Mann gesteht Anschlagsplan auf ein Taylor-Swift-Konzert in Wien im Jahr 2024. Dem Angeklagten drohen bis zu 20 Jahre Haft.
In Österreich hat heute der Prozess gegen einen 21-jährigen Mann begonnen. Er soll geplant haben, eines der Konzerte von Taylor Swift in Wien im August 2024 anzugreifen.
Der Anschlagsplan flog zwar auf, die österreichischen Behörden sagten dennoch Swifts drei Auftritte im August 2024 im Rahmen ihrer Eras Tour ab.
Der Österreicher, der nach den dort geltenden Datenschutzregeln nur als Beran A. bezeichnet wird, hat sich laut den österreichischen Medien „Kurier“ und „Kronen Zeitung“ im Zusammenhang mit dem Anschlagsplan schuldig bekannt. Unklar war zunächst, bei welchen weiteren Anklagepunkten er ebenfalls Schuld einräumte.
Die Staatsanwaltschaft hat ihn wegen Terrorismus des Terrorismus angeklagt sowie wegen weiterer Delikte, darunter Mitgliedschaft in einer terroristischen Vereinigung. Er soll sich vor dem geplanten Anschlag mit Mitgliedern der Dschihadistenmiliz Islamischer Staat vernetzt haben. Der Angriff sollte demnach Menschen treffen, die sich vor dem Ernst-Happel-Stadion versammelten, dort kommen pro Abend bis zu 30.000 Zuschauerinnen und Zuschauer zusammen, hinzu kommen weitere 65.000 im Stadion.
Der Verdächtige habe gehofft, „möglichst viele Menschen zu töten“, erklärten die Behörden 2024. Die USA lieferten Geheimdienstinformationen, die in die Entscheidung einflossen, die Konzerte abzusagen.
Vor dem Gericht in Wiener Neustadt, rund eine Stunde südlich von Wien, drohen Beran A. im Fall einer Verurteilung bis zu 20 Jahre Haft.
Seine Verteidigerin Anna Mair hatte der Nachrichtenagentur The Associated Press zuvor gesagt, ihr Mandant wolle sich bei den meisten Anklagepunkten schuldig bekennen. Welche das sind, ließ sie offen.
Die Staatsanwaltschaft hat außerdem terrorbezogene Anklage gegen Arda K. erhoben.

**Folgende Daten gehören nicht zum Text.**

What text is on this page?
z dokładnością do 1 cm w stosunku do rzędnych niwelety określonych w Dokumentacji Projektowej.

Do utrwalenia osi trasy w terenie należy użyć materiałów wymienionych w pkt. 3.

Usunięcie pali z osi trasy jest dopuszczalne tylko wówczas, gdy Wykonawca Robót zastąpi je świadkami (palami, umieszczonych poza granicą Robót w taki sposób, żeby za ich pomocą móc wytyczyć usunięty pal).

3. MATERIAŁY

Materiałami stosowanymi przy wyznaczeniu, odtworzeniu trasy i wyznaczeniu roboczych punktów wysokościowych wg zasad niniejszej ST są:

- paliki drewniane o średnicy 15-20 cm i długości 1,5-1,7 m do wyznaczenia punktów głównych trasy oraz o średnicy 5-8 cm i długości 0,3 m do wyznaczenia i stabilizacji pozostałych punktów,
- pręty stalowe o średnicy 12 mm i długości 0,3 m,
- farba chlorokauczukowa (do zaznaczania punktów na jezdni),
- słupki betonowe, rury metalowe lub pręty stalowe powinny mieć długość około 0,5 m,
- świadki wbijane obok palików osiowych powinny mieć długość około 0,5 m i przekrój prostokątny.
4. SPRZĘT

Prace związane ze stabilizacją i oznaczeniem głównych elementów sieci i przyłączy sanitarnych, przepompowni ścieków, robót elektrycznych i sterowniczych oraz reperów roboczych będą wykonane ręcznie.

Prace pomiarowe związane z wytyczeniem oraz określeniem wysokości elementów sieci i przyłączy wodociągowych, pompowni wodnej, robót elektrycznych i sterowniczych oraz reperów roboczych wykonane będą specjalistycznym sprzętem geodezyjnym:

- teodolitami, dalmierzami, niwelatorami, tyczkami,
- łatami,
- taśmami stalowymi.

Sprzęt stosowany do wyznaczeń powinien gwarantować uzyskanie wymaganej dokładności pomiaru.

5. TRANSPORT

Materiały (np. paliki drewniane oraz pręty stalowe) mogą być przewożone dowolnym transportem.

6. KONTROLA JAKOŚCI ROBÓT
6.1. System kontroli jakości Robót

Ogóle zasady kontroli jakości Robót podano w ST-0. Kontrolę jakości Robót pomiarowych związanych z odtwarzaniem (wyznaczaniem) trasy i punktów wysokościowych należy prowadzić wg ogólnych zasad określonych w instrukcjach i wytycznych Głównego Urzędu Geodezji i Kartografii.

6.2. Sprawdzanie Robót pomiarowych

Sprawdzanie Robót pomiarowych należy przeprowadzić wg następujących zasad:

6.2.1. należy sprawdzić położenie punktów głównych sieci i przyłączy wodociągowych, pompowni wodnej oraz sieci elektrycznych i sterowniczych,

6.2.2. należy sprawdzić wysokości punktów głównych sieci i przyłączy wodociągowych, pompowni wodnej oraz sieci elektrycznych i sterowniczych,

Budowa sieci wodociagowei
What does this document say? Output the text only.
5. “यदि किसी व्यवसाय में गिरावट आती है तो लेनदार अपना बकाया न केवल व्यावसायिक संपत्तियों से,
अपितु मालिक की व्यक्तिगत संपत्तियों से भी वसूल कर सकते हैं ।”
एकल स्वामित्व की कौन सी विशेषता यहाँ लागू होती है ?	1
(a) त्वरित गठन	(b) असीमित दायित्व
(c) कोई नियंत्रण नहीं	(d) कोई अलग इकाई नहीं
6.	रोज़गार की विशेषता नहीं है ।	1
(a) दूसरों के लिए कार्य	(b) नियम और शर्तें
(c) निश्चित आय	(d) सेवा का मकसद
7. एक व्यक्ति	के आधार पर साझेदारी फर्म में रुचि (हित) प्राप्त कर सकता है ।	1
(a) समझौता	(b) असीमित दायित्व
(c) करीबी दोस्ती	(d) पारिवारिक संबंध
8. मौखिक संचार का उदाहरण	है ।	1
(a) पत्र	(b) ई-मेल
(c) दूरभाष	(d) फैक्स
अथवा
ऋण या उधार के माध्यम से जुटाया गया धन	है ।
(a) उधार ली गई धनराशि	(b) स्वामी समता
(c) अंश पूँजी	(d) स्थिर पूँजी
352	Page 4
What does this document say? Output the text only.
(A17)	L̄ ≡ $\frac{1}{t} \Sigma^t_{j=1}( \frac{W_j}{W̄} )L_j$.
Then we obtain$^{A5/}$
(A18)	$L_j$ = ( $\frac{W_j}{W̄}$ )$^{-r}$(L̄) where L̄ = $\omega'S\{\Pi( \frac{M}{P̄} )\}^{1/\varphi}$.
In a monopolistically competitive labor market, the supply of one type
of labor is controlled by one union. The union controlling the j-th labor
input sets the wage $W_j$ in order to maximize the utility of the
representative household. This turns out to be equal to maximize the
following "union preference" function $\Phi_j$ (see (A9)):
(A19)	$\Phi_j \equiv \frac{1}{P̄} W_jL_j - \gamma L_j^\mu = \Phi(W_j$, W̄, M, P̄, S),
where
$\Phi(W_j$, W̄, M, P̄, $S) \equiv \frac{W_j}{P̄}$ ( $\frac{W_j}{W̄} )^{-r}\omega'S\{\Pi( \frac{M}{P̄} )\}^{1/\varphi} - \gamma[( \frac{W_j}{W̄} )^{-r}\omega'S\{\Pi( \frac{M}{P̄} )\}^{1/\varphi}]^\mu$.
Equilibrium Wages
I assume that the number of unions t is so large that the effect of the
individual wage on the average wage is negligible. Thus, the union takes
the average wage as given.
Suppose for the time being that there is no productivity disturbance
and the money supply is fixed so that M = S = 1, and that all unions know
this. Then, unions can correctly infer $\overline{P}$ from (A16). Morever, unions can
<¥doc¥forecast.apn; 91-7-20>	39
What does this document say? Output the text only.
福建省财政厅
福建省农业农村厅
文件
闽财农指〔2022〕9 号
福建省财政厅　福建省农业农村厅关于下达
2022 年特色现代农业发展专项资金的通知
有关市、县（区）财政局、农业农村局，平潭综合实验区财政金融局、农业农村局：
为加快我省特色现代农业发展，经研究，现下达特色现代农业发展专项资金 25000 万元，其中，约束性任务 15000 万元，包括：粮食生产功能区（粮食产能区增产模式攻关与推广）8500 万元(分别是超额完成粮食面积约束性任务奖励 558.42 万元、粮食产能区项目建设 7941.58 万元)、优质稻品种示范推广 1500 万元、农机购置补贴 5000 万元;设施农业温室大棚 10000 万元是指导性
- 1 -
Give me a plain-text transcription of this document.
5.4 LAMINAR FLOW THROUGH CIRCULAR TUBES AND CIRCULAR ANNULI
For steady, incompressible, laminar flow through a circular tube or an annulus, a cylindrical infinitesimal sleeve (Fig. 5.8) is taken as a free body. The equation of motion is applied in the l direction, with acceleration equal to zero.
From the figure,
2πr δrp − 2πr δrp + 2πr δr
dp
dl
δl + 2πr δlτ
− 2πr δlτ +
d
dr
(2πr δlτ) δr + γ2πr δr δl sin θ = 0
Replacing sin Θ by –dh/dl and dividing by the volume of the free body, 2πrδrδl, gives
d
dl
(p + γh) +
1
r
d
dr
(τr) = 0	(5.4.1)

Laut Anklage sollen Beran A. und Arda K. gemeinsam mit einem weiteren Mann, der als Hasan E. bezeichnet wird, im Namen des IS während des Ramadan 2024 zeitgleiche Anschläge in Saudi-Arabien, der Türkei und den Vereinigten Arabischen Emiraten geplant haben.
Hasan E. soll am 11. März 2024 an der Großen Moschee in Mekka in Saudi-Arabien einen Sicherheitsmann mit einem Messer niedergestochen haben. Er wurde festgenommen und sitzt nach Angaben der österreichischen Staatsanwaltschaft in Saudi-Arabien in Untersuchungshaft.
Beran A. und Arda K. setzten ihre Pläne in der Türkei und in den Vereinigten Arabischen Emiraten nicht um.
Der Prozess findet in Wiener Neustadt statt. Die Verhandlung wird am zwölften Mai fortgesetzt.